While the company has been paying a dividend for a long time, it has cut the dividend at least once in the last 10 years. The annual payment during the last 10 years was $5.20 in 2014, and the most recent fiscal year payment was $0.80. The dividend has fallen 85% over that period. Generally, we don't like to see a dividend that has been declining over time as this can degrade shareholders' returns and indicate that the company may be running into problems.

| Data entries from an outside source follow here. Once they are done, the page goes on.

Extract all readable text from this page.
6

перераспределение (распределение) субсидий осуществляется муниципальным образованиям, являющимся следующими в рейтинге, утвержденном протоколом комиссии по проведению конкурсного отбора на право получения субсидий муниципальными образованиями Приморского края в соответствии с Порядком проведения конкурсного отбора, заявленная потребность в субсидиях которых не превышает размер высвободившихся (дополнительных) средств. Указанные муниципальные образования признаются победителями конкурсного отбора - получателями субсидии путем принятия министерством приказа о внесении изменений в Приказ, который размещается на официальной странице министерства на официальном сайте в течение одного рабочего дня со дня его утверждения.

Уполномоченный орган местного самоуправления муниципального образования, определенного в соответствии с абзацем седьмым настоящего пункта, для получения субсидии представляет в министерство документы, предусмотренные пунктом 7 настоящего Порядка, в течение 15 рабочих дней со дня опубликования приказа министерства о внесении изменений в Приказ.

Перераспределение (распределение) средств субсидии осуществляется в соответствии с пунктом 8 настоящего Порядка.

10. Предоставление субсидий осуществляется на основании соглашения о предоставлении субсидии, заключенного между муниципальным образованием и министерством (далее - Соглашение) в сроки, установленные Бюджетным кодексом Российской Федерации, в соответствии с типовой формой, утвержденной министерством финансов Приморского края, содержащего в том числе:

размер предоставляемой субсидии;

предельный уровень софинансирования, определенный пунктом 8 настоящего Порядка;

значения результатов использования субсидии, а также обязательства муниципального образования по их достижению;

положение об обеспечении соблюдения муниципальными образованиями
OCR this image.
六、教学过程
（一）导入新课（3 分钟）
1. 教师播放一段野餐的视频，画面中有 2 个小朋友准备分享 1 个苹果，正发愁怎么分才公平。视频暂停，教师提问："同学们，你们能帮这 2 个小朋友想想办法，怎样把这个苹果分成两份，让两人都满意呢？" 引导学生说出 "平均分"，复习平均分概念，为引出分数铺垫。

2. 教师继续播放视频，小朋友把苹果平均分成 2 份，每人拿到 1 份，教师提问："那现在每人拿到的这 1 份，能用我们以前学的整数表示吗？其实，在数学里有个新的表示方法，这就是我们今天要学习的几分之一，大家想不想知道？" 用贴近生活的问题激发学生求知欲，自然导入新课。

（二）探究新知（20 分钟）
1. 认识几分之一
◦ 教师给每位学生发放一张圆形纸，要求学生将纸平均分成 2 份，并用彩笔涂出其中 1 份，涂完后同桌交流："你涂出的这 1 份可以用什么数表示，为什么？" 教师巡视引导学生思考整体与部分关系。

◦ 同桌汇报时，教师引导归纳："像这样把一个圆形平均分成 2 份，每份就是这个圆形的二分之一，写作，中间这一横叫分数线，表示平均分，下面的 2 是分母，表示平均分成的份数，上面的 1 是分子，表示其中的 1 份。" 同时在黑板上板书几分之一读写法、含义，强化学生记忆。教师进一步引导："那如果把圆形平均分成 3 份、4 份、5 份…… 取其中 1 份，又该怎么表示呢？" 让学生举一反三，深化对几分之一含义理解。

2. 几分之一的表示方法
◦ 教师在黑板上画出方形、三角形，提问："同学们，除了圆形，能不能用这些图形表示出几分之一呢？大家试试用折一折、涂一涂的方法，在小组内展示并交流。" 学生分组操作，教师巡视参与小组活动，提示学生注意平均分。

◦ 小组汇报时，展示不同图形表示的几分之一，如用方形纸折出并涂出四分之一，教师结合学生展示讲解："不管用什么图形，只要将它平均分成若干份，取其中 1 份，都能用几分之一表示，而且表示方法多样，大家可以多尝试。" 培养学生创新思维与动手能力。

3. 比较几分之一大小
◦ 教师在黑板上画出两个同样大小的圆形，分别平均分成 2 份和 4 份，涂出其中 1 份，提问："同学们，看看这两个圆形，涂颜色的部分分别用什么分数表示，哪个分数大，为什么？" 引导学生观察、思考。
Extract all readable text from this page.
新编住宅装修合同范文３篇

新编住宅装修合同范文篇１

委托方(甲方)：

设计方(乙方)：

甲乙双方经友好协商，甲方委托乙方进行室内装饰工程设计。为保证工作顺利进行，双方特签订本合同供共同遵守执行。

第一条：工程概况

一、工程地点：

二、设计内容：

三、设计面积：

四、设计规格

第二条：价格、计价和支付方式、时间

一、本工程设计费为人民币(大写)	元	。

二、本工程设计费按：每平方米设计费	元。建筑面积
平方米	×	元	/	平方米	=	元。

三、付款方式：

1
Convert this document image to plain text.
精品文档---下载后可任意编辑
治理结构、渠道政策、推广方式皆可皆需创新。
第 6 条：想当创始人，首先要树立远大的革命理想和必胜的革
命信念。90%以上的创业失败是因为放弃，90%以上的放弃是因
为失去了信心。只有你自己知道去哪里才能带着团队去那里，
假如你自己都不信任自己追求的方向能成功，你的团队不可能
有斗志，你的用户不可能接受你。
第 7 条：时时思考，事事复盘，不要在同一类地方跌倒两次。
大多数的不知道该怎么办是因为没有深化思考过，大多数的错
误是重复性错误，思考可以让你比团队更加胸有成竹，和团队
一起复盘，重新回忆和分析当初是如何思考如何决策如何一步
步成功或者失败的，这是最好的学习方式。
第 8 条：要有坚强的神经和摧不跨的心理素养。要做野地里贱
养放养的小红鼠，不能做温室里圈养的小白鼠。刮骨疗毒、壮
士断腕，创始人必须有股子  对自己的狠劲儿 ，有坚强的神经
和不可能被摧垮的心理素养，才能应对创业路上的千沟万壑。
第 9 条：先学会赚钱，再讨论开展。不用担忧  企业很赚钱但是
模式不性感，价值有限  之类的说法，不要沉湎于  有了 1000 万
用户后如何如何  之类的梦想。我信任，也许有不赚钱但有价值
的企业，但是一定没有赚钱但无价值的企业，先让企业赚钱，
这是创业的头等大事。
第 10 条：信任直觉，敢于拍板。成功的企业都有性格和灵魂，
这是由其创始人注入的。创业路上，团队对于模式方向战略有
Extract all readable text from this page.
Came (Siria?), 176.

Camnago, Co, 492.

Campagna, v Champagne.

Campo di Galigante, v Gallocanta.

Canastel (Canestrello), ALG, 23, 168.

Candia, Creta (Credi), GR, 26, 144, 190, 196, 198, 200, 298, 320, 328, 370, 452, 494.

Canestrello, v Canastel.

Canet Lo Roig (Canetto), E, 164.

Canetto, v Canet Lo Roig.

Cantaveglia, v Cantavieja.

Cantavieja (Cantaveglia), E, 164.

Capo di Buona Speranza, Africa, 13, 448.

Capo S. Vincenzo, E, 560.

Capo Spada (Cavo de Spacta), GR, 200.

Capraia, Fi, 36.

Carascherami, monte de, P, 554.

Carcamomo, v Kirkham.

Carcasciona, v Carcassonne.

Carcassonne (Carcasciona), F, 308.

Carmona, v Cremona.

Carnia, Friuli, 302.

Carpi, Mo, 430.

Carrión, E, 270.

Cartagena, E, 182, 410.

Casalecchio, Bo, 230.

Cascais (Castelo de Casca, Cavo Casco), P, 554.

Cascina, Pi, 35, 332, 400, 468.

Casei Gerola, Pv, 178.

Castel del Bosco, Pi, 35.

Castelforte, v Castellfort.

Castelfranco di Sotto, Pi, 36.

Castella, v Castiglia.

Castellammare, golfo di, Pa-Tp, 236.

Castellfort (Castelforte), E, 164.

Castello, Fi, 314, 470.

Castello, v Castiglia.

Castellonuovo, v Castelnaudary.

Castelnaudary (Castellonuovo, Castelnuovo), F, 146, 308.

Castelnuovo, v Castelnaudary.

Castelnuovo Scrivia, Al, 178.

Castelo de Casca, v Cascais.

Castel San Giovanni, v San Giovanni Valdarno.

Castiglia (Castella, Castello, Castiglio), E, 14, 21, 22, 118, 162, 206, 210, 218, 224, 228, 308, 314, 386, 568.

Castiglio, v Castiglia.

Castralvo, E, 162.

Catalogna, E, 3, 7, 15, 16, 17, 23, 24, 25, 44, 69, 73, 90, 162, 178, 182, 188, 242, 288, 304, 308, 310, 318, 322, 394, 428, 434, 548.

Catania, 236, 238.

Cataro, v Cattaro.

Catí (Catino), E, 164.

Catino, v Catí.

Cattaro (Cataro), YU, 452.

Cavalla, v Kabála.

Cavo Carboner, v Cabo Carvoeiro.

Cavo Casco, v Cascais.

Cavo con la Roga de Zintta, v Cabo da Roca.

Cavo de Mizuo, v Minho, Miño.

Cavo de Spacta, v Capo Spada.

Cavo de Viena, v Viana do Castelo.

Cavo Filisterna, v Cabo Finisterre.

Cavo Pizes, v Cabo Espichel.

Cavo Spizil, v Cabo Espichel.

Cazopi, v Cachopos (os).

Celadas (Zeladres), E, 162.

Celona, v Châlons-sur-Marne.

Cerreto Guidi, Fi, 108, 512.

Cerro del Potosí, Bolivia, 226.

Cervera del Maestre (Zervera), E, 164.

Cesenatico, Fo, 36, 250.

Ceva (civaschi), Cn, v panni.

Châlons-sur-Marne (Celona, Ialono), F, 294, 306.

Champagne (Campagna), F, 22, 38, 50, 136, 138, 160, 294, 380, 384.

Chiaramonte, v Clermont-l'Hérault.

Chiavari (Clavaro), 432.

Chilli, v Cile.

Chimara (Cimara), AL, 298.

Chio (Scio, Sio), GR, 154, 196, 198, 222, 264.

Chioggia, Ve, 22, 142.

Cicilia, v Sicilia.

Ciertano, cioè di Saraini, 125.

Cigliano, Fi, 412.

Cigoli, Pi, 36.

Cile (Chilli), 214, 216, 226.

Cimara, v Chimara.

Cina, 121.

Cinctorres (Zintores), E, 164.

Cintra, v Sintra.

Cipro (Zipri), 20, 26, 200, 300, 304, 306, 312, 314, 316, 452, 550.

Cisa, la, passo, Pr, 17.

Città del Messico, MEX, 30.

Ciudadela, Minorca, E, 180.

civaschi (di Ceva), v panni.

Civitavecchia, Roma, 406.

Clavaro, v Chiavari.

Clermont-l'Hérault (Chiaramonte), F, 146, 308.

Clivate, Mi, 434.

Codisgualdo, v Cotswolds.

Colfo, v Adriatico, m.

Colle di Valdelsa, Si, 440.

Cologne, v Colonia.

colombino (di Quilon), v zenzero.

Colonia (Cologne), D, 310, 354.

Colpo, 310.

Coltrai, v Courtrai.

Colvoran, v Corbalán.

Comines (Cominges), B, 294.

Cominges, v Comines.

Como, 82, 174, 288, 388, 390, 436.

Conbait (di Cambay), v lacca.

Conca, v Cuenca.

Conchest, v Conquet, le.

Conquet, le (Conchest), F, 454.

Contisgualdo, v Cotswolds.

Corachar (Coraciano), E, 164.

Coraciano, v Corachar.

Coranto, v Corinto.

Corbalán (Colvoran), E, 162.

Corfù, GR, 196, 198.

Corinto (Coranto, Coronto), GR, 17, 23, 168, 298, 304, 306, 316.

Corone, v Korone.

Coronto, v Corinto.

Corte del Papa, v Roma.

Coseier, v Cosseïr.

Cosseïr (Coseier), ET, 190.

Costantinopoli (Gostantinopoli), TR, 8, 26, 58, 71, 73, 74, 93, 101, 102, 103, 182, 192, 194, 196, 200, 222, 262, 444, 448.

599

Bath & Body Works May Find It Hard To Grow The Dividend

Given that dividend payments have been shrinking like a glacier in a warming world, we need to check if there are some bright spots on the horizon. Earnings has been rising at 3.1% per annum over the last five years, which admittedly is a bit slow. Earnings growth is slow, but on the plus side, the dividend payout ratio is low and dividends could grow faster than earnings, if the company decides to increase its payout ratio.

In Summary

Overall, a consistent dividend is a good thing, and we think that Bath & Body Works has the ability to continue this into the future. While the payout ratios are a good sign, we are less enthusiastic about the company's dividend record. The payment isn't stellar, but it could make a decent addition to a dividend portfolio.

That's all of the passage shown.